The company’s statement basically acknowledges a weakness in the iOS operating system that underlies the iPhone and the iPad. The software underlying those devices can be altered even when those devices are supposedly secure and their data is encrypted.
That might not amount to a backdoor, but it’s certainly a security vulnerability, said Nate Cardozo, a staff attorney at the Electronic Frontier Foundation. The phone in question in San Bernardino is an older model, an iPhone 5c. But even the latest iPhones have the same basic security problem.
“Apple has said that even in the current generation of devices, that this technique with some modifications would still work,” Cardozo said.
The iPhone maker is now working to close that hole, the New York Times reported recently.
“I would be surprised if they didn’t have this fully patched up and fixed by the iPhone 7 or maybe the generation beyond that,” Cardozo said.
Even if Apple does close that hole, the San Bernardino case has put the spotlight on some other ones. Many smartphones—like the iPhone in question—save backup copies of their data to servers on the Internet. Those backups are vulnerable from several different directions.
The companies whose servers store those backups—in this case, Apple—can access them. In the San Bernardino case, Apple handed over to the government a several-months-old backup of the iPhone in question. According to the Financial Times, Apple is working on a fix for this vulnerability, too; it plans to encrypt users’ backup so that even it can’t unlock them. Even so, cloud backups—and the devices themselves—are generally only as secure as the passwords and security questions used to safeguard them. That fact was put on display, literally, when a hacker was able to crack the passwords of numerous celebrities and posted the often racy pictures they’d stored on Apple’s servers on the open Internet.

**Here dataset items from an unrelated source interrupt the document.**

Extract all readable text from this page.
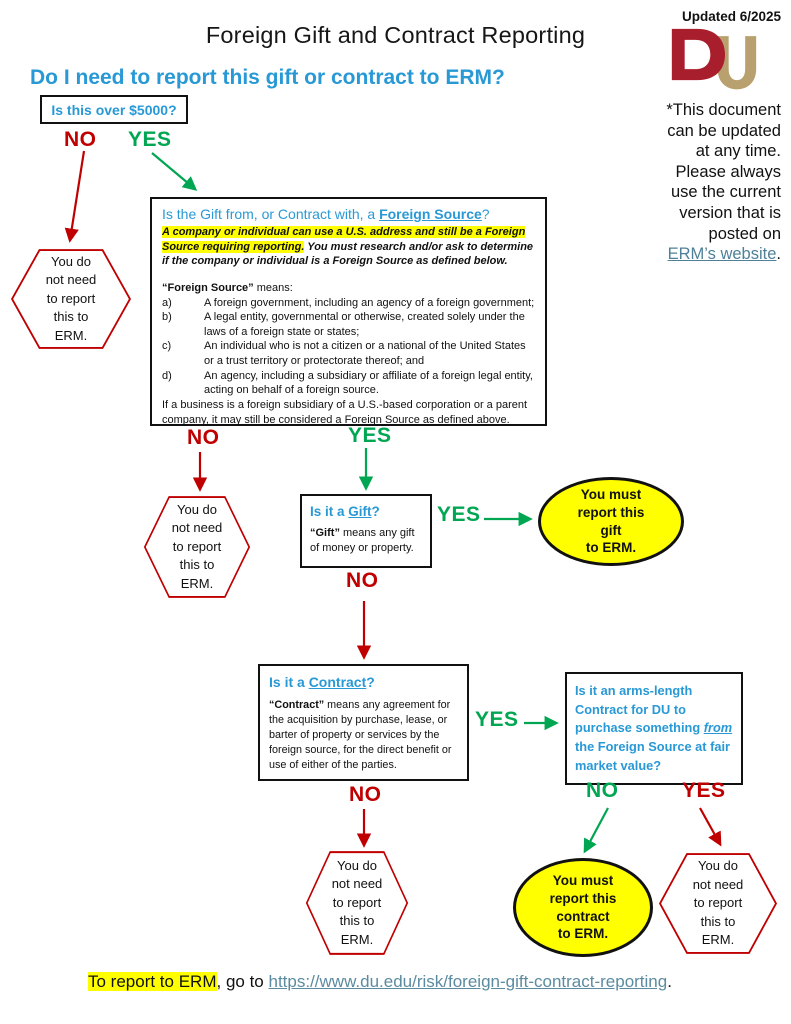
Updated 6/2025
Foreign Gift and Contract Reporting
Do I need to report this gift or contract to ERM?
*This document
can be updated
at any time.
Please always
use the current
version that is
posted on
ERM’s website.
Is this over $5000?
NO YES
You do
not need
to report
this to
ERM.
Is the Gift from, or Contract with, a Foreign Source?
A company or individual can use a U.S. address and still be a Foreign Source requiring reporting. You must research and/or ask to determine if the company or individual is a Foreign Source as defined below.
“Foreign Source” means:
a)	A foreign government, including an agency of a foreign government;
b)	A legal entity, governmental or otherwise, created solely under the laws of a foreign state or states;
c)	An individual who is not a citizen or a national of the United States or a trust territory or protectorate thereof; and
d)	An agency, including a subsidiary or affiliate of a foreign legal entity, acting on behalf of a foreign source.
If a business is a foreign subsidiary of a U.S.-based corporation or a parent company, it may still be considered a Foreign Source as defined above.
NO	YES
You do
not need
to report
this to
ERM.
Is it a Gift?
“Gift” means any gift of money or property.
YES
NO
You must
report this
gift
to ERM.
Is it a Contract?
“Contract” means any agreement for the acquisition by purchase, lease, or barter of property or services by the foreign source, for the direct benefit or use of either of the parties.
YES
NO
Is it an arms-length Contract for DU to purchase something from the Foreign Source at fair market value?
NO	YES
You do
not need
to report
this to
ERM.
You must
report this
contract
to ERM.
You do
not need
to report
this to
ERM.
To report to ERM, go to https://www.du.edu/risk/foreign-gift-contract-reporting.
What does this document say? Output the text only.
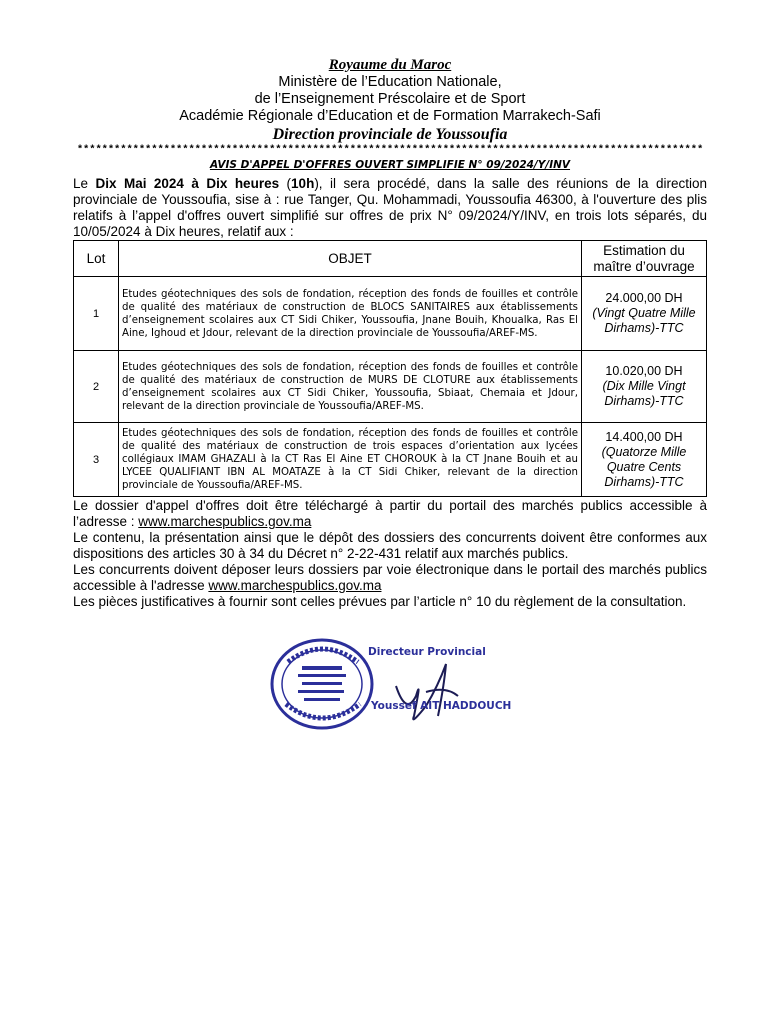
Royaume du Maroc
Ministère de l’Education Nationale,
de l’Enseignement Préscolaire et de Sport
Académie Régionale d’Education et de Formation Marrakech-Safi
Direction provinciale de Youssoufia
*****************************************************************************************************
AVIS D'APPEL D'OFFRES OUVERT SIMPLIFIE N° 09/2024/Y/INV
Le Dix Mai 2024 à Dix heures (10h), il sera procédé, dans la salle des réunions de la direction provinciale de Youssoufia, sise à : rue Tanger, Qu. Mohammadi, Youssoufia 46300, à l'ouverture des plis relatifs à l’appel d'offres ouvert simplifié sur offres de prix N° 09/2024/Y/INV, en trois lots séparés, du 10/05/2024 à Dix heures, relatif aux :
Lot	OBJET	Estimation du maître d’ouvrage
1	Etudes géotechniques des sols de fondation, réception des fonds de fouilles et contrôle de qualité des matériaux de construction de BLOCS SANITAIRES aux établissements d’enseignement scolaires aux CT Sidi Chiker, Youssoufia, Jnane Bouih, Khoualka, Ras El Aine, Ighoud et Jdour, relevant de la direction provinciale de Youssoufia/AREF-MS.	24.000,00 DH
(Vingt Quatre Mille Dirhams)-TTC

2	Etudes géotechniques des sols de fondation, réception des fonds de fouilles et contrôle de qualité des matériaux de construction de MURS DE CLOTURE aux établissements d’enseignement scolaires aux CT Sidi Chiker, Youssoufia, Sbiaat, Chemaia et Jdour, relevant de la direction provinciale de Youssoufia/AREF-MS.	10.020,00 DH
(Dix Mille Vingt Dirhams)-TTC

3	Etudes géotechniques des sols de fondation, réception des fonds de fouilles et contrôle de qualité des matériaux de construction de trois espaces d’orientation aux lycées collégiaux IMAM GHAZALI à la CT Ras El Aine ET CHOROUK à la CT Jnane Bouih et au LYCEE QUALIFIANT IBN AL MOATAZE à la CT Sidi Chiker, relevant de la direction provinciale de Youssoufia/AREF-MS.	14.400,00 DH
(Quatorze Mille Quatre Cents Dirhams)-TTC

Le dossier d'appel d'offres doit être téléchargé à partir du portail des marchés publics accessible à l’adresse : www.marchespublics.gov.ma

Le contenu, la présentation ainsi que le dépôt des dossiers des concurrents doivent être conformes aux dispositions des articles 30 à 34 du Décret n° 2-22-431 relatif aux marchés publics.

Les concurrents doivent déposer leurs dossiers par voie électronique dans le portail des marchés publics accessible à l'adresse www.marchespublics.gov.ma

Les pièces justificatives à fournir sont celles prévues par l’article n° 10 du règlement de la consultation.

Directeur Provincial
Youssef AIT HADDOUCH
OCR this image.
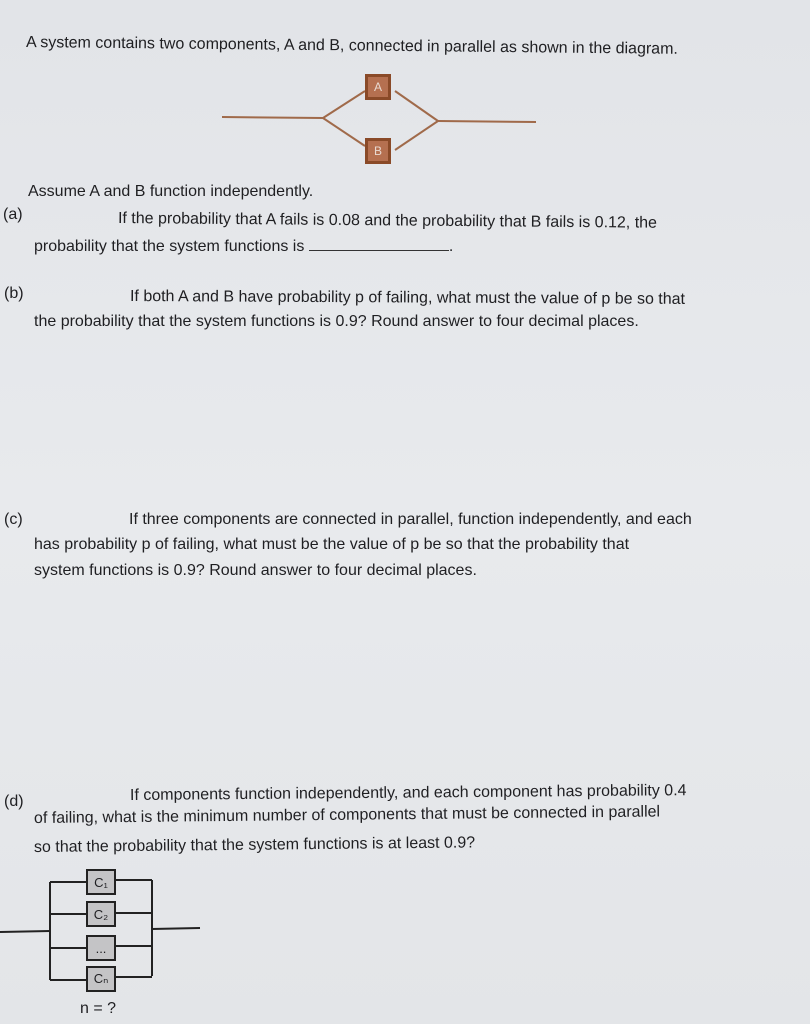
A system contains two components, A and B, connected in parallel as shown in the diagram.
A
B
Assume A and B function independently.
(a)	If the probability that A fails is 0.08 and the probability that B fails is 0.12, the
probability that the system functions is	.
(b)	If both A and B have probability p of failing, what must the value of p be so that
the probability that the system functions is 0.9? Round answer to four decimal places.
(c)	If three components are connected in parallel, function independently, and each
has probability p of failing, what must be the value of p be so that the probability that
system functions is 0.9? Round answer to four decimal places.
(d)	If components function independently, and each component has probability 0.4
of failing, what is the minimum number of components that must be connected in parallel
so that the probability that the system functions is at least 0.9?
C₁
C₂
...
Cₙ
n = ?
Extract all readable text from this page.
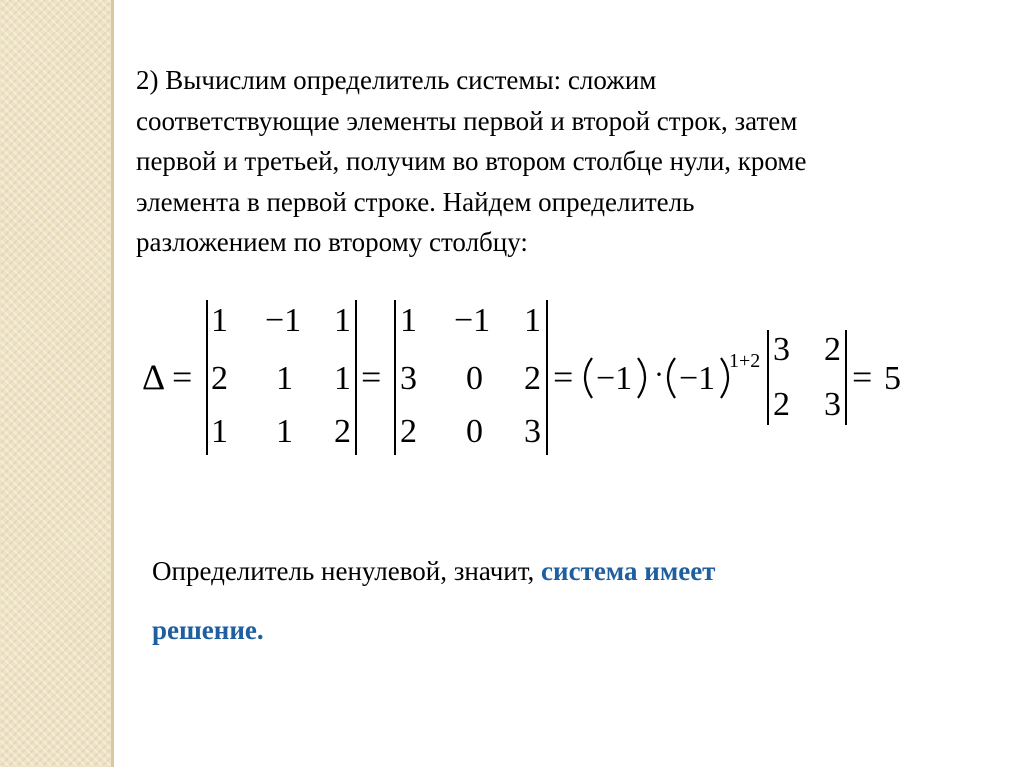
2) Вычислим определитель системы: сложим
соответствующие элементы первой и второй строк, затем
первой и третьей, получим во втором столбце нули, кроме
элемента в первой строке. Найдем определитель
разложением по второму столбцу:
Δ =
1 −1 1
2 1 1
1 1 2
=
1 −1 1
3 0 2
2 0 3
= −1 · −1 1+2 3 2
2 3
= 5
Определитель ненулевой, значит, система имеет
решение.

And that’s not to mention that most apps that consumers use often keep track of their every move. That data, too, is typically accessible not only to the companies that make the apps and their marketing partners, but potentially also to hackers and the government. Unlike what happens in Vegas, what you do on your phone typically doesn’t stay there.
“There are plenty of digital footprints that are left all over the place,” Gartner’s Litan said.
And keeping track of those footprints can be difficult even for security experts, much less the average consumer.
John Dickson, a principal with the Denim Group, a security consulting firm, noted that he was recently surprised to see some of his web-browsing history show up on his wife’s computer. He soon realized that he had started using the Chrome browser on his iPad, and it was preset to sync its browsing history.
“The vast majority of people have no idea what the settings on their devices are and what they’re saving things off to,” Dickson said.